A few years ago, I was fortunate enough to get to see one of my idols live when I saw Robin Williams in The Bengal Tiger and the Baghdad Zoo” (It easily became one of the best plays I’d ever seen, I highly suggest reading it.)
And I remember being so blown away by Williams’ performance, mainly due to the fact that I could never imagine him in such a heavy piece (having only grew up with his comedies). The thing I love best about The Tiger though is the way he’s a type of dark-comedic relief in this raging, violent, godforsaken war and time. Looking back on that, it’s sort of reflective of how in our own, sometimes sad, lives, he was there as a source of laughter.

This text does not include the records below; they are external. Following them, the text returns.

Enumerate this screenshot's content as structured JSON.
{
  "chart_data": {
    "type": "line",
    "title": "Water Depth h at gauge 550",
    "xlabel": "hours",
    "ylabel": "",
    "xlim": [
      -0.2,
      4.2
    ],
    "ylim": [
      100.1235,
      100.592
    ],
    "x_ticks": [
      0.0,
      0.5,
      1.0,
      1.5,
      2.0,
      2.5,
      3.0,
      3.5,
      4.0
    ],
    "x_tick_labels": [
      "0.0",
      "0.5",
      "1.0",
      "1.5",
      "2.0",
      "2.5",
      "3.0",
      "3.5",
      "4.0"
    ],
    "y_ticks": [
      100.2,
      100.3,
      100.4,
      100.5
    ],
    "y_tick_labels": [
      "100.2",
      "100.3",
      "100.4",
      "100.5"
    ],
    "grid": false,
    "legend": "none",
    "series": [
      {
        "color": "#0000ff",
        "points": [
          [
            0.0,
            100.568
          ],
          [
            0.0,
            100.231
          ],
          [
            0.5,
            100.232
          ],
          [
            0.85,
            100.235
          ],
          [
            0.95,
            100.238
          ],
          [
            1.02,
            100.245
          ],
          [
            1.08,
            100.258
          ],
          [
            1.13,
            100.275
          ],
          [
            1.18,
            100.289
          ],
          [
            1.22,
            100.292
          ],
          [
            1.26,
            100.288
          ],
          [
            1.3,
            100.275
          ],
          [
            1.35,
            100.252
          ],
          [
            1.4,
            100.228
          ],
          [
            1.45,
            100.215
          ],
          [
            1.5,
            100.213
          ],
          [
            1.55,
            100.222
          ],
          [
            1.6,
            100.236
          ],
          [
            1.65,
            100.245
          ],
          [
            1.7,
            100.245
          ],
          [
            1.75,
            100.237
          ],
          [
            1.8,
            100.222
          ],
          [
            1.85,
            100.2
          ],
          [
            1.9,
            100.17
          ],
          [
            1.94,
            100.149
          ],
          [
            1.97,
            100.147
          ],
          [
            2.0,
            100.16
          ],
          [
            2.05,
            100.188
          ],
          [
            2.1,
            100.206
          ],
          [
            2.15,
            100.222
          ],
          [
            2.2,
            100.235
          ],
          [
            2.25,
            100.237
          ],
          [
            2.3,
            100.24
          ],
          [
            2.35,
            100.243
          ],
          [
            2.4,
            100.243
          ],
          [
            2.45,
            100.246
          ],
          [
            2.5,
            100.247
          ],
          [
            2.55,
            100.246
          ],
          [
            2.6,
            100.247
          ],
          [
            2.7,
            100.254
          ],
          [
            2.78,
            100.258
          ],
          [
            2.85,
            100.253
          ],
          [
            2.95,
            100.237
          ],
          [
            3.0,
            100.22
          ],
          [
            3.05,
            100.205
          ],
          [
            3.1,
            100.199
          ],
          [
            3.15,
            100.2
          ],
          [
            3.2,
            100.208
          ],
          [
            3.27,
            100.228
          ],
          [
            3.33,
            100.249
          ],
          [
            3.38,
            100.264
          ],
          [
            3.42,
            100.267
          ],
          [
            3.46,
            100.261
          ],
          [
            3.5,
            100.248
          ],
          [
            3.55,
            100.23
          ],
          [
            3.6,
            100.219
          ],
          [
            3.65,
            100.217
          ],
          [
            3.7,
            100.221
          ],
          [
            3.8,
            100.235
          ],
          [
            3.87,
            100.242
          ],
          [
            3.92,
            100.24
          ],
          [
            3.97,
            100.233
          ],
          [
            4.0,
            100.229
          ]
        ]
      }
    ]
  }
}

And I hope he provided himself with the same in his own trying times, and I’m deeply sorry that it didn’t seem to be enough.
My favorite part of the show, though, was after the curtain call; there was an auction, led by Robin himself. And I remember being in stitches laughing along with this man and all his banter, not a character he’s portraying. Being there live, and getting to see him perform, AND talk to us all as himself was too incredible. It felt like meeting him, briefly and indirectly. And I’m just very grateful I got to see him live, I wish I’d cherishes it more at the time. I should have stagedoored. He’s one of my favorite actors, I’ve loved everything I’ve seen him in; he’s always meant so much. And it feels very strange losing someone so delightful, uplifting, and talented. It’s very haunting.